Wednesday, December 29, 2010

Revisiting "A Feudal Foundation" (Part Two)

Photo Credit: The Mad Monarchist
Feudalism was not always a system, and it wasn’t even called feudal until well after its extinction in Western Europe. At one point it was just a series of laws and customs governing the use and ownership of land. It is said that after Charlemagne's death in 814, his descendants fought over the land, and Europe disintegrated into thousands of seignories (independent kingdoms run by sovereign lords). In my discussion of the Black Prince’s Ruby, you can read how Spain was fraught with feuding for land amongst several of these seigneurs.

Throughout Western Europe, these lords independently governed tracts of land. After awhile, the knights in military service to these lords began to make demands for rights to land, especially in France. Realizing the importance of garnering fealty from their military force, the lords set up a system of legal agreements to grant these requests for land.

Photo Credit: Wikipedia

Under these new laws, a knight (and later peasants) could make a pledge to provide military, political, or financial services to a lord by means of an oath of allegiance. In return, the lord acknowledged the agreement with an act of homage. After this feudal bond was created, the knight then became a legal vassal of the lord. The lord granted him tenure (ownership) of a specified portion of the lord’s land. In return, the vassal agreed to provide protection, political or military aid, profit-sharing, and/or rental payments to the lord.

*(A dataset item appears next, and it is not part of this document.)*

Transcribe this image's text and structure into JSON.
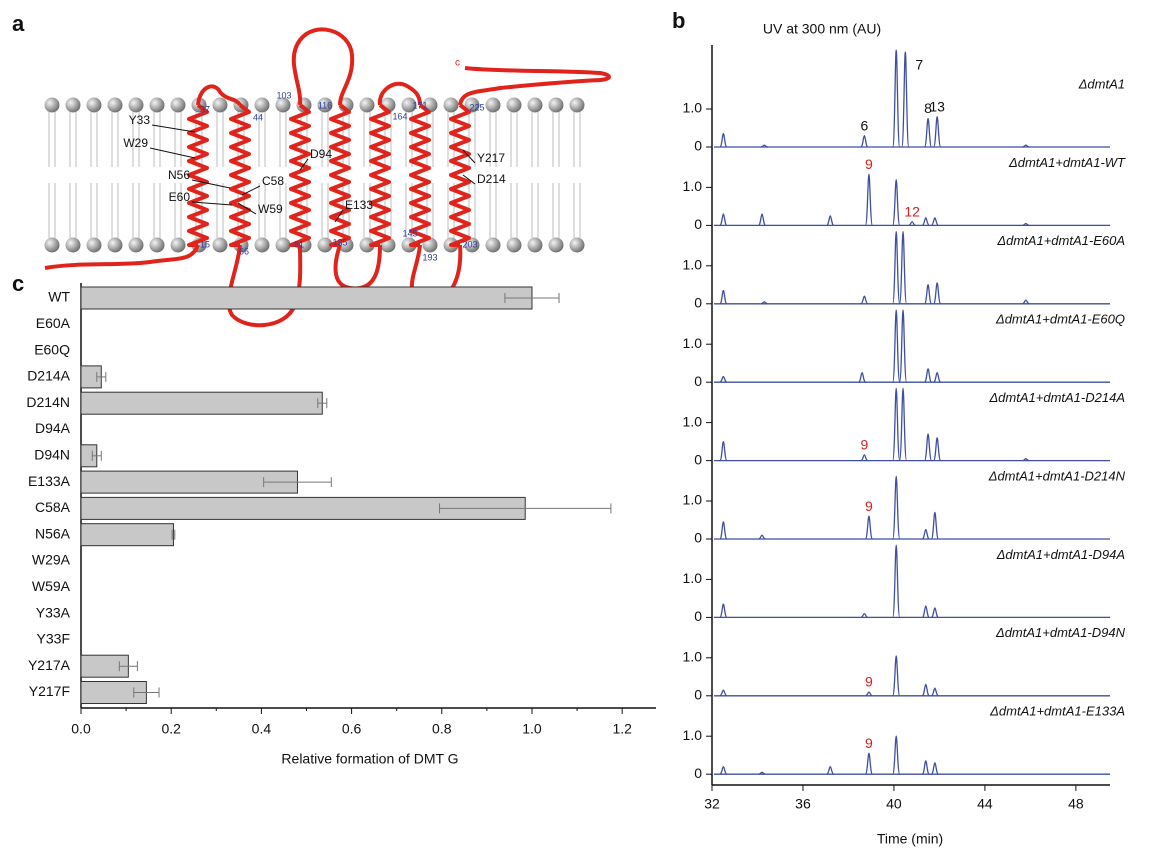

These legal agreements were called fiefs, and a seigneur’s group of said agreements was termed a fiefdom. I suppose you could compare a seigneur to a modern-day mortgage lender, in that he maintained a form of ownership over the land even though the vassal was able to pass the agreement down to his heirs.

Duke of Normandy
Photo Credit: People Quiz
Though it is not agreed upon by historians, there is a theory that feudalism did not reach the island of England until the Norman Conquest. In 1066, William the Conqueror, Duke of Normandy, invaded the island from the continent and established a powerful monarchy which resulted in the intricate system of sovereignty that remains a fundamental part of the fabric of England’s government even today.

It is supposed that the feudalism that was inherent in the French customs of that day spread rampantly across the conquered island. Regardless of whether feudalism was brought to England by the invasion or whether it was already there, it is clear that the relationships between lords and vassals were foundational in constructing England’s strict social class system in the late 1700s and early 1800s.